Amazon is investigating reports that Perplexity AI is searching online content without permission

Amazon is investigating reports that Perplexity AI is searching online content without permission

Amazon is investigating allegations that the AI ​​startup Perplexity AI is scraping together content – ​​including from well-known news sites – without permission.

Amazon spokeswoman Samantha Mayowa confirmed on Friday that the tech giant was evaluating information it received from news outlet WIRED, which published an investigation earlier this month saying Perplexity appears to gather content from web sites which have banned access to such practices.
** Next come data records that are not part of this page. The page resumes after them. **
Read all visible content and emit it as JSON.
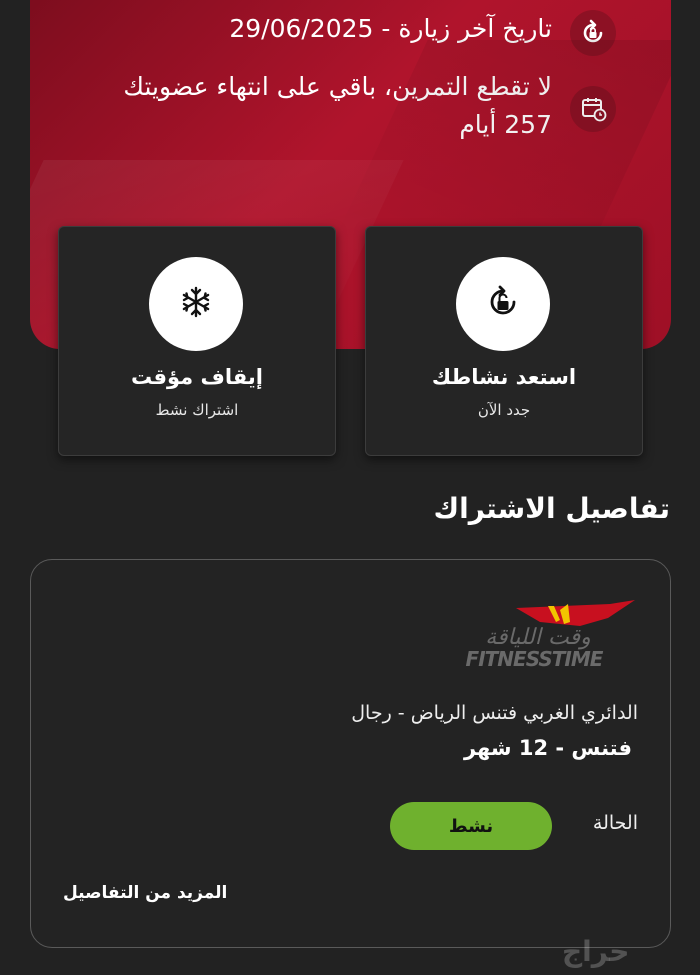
{
  "membership": {
    "last_visit": "تاريخ آخر زيارة - 29/06/2025",
    "remaining_line1": "لا تقطع التمرين، باقي على انتهاء عضويتك",
    "remaining_line2": "257 أيام"
  },
  "actions": {
    "freeze_title": "إيقاف مؤقت",
    "freeze_sub": "اشتراك نشط",
    "renew_title": "استعد نشاطك",
    "renew_sub": "جدد الآن"
  },
  "subscription": {
    "section_title": "تفاصيل الاشتراك",
    "logo_arabic": "وقت اللياقة",
    "logo_english": "FITNESSTIME",
    "branch": "الدائري الغربي فتنس الرياض - رجال",
    "plan": "فتنس - 12 شهر",
    "status_label": "الحالة",
    "status_value": "نشط",
    "more_details": "المزيد من التفاصيل"
  },
  "watermark": "حراج",
  "colors": {
    "accent": "#b0142c",
    "status": "#6fb12e",
    "background": "#222222"
  },
  "icons": [
    "refresh-icon",
    "calendar-clock-icon",
    "unlock-refresh-icon",
    "snowflake-icon"
  ]
}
Perplexity uses servers from Amazon Web Services, also generally known as AWS.

Amazon’s “terms of service prohibit abusive and illegal activities, and our customers are responsible for complying with those terms,” ​​Mayowa said in a prepared statement. “We regularly receive reports of suspected abuse from a variety of sources and engage with our customers to understand these reports.”

Perplexity spokeswoman Sara Platnick said Friday that the corporate has determined that services controlled by Perplexity don’t crawl web sites in a fashion that violates AWS’s terms of service.

The San Francisco-based AI search engine startup is a darling of distinguished tech investors, including heavyweights like Amazon founder Jeff Bezos. But in recent weeks the corporate has run into trouble over allegations of plagiarism.

Perplexity CEO Aravind Srinivas vigorously defended the startup after it published a summary news story with information and similar wording to a Forbes investigative story, without citing the media outlet or asking for its permission. Forbes later said it found similar “copycat” stories from other publications.

Independently, the Associated Press found one other Perplexity product invented false quotes by real people.

Srinivas said in an AP interview earlier this month that his company has “never stolen content from anyone. Our engine is not trained on anyone else’s content,” partly because the corporate simply aggregates what other firms’ AI systems generate.

However, he added: “Forbes has rightly pointed out that it prefers to highlight the source more clearly.” He said sources at the moment are highlighted more clearly.